The Comptroller and Auditor General of India (CAG) reported that the scheme failed to meet its objectives. As per the CAG data, the sex ratio has deteriorated in many districts of Haryana and Punjab. According to the report of the Parliamentary Standing Committee on Human Resource Development, only ₹5 crore of a total of ₹43 crore allotted for the scheme in the financial year 2016-2017 was properly used.

As per the government data, more than 56% of funds were spent on publicity from 2014-15 to 2018-19. Less than 25% of the funds were released to districts and states, and the government did not release more than 19 percent of the funds. Minister of state Ministry of Women and Child Development, Virendra Kumar Khatik, claimed that the sex ratio in 53 out of 161 districts under the scheme declined between 2014–15 and 2016-17. According to experts, the scheme's minimal success is due to the government's inability to release funds efficiently and its disproportionate focus on publicity rather than making initiatives in the health and education sectors.
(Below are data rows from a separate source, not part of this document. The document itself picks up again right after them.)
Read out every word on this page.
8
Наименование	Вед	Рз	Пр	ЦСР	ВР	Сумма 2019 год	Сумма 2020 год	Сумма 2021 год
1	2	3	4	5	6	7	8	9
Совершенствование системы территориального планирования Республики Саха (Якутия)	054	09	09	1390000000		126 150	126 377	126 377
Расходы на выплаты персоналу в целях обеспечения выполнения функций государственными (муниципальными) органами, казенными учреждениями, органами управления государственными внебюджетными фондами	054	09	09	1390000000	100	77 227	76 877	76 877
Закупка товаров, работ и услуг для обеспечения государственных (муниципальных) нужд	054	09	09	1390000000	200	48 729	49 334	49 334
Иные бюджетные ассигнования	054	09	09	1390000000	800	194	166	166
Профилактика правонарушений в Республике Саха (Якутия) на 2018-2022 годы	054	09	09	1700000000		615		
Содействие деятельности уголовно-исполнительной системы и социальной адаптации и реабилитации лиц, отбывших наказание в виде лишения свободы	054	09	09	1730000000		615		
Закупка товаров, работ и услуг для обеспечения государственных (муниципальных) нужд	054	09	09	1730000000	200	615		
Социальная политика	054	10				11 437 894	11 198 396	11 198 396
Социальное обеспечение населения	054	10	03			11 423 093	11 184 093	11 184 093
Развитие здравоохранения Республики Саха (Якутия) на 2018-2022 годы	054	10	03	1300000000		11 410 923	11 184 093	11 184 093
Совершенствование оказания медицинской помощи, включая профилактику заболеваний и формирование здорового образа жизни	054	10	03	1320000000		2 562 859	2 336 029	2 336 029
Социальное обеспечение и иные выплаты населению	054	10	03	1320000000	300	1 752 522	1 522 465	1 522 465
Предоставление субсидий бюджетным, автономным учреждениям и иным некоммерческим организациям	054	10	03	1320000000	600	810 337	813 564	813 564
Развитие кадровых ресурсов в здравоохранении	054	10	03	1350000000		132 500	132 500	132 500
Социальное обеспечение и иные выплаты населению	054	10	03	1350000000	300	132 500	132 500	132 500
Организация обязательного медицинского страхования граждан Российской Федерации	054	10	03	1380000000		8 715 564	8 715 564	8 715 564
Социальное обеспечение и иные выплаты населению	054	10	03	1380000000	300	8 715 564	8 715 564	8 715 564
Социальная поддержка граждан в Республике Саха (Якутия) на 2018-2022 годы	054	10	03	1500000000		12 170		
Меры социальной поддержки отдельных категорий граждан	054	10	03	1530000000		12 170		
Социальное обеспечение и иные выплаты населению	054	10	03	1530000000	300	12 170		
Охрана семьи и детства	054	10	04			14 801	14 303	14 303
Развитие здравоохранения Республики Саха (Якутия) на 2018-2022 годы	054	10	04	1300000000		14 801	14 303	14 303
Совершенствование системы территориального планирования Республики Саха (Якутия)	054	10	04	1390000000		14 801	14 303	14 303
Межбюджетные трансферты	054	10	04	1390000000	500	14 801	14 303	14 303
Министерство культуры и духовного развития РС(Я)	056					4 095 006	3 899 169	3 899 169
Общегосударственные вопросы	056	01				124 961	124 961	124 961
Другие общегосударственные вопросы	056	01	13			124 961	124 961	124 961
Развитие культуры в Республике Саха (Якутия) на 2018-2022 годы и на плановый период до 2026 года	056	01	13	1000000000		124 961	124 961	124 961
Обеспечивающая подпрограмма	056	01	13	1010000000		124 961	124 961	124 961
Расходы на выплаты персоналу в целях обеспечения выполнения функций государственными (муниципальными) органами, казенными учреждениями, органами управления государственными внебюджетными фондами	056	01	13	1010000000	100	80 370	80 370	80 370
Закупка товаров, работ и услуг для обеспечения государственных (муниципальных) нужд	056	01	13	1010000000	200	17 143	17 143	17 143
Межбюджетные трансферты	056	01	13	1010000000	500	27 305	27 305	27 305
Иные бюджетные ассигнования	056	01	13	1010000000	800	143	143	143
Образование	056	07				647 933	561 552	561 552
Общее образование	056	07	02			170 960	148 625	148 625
In 2020, Women and Child Development Minister Smriti Irani, in a written response to the upper house, stated that during the current financial year, ₹96.71 crore have been spent on advertisements for the Beti Bachao Beti Padhao scheme until September 17. She mentioned that in the financial year 2019-20, ₹23.67 crore were spent, in 2018-19, ₹160 crore, in 2017-18, ₹135.71 crore, in 2016-17, ₹29.79 crore, in 2015-16, ₹24.54 crore, and in 2014-15, ₹18.91 crore were spent on advertisements for this scheme. Irani also stated that in August, the National Council of Applied Economic Research (NCAER) had evaluated the Beti Bachao Beti Padhao scheme, which indicated a positive change in behavior towards girls.

In 2021, in Lok Sabha, according to the Parliamentary committee on the Empowerment of Women, 78.91% funds for 'Beti Bachao Beti Padhao' were spent on ads.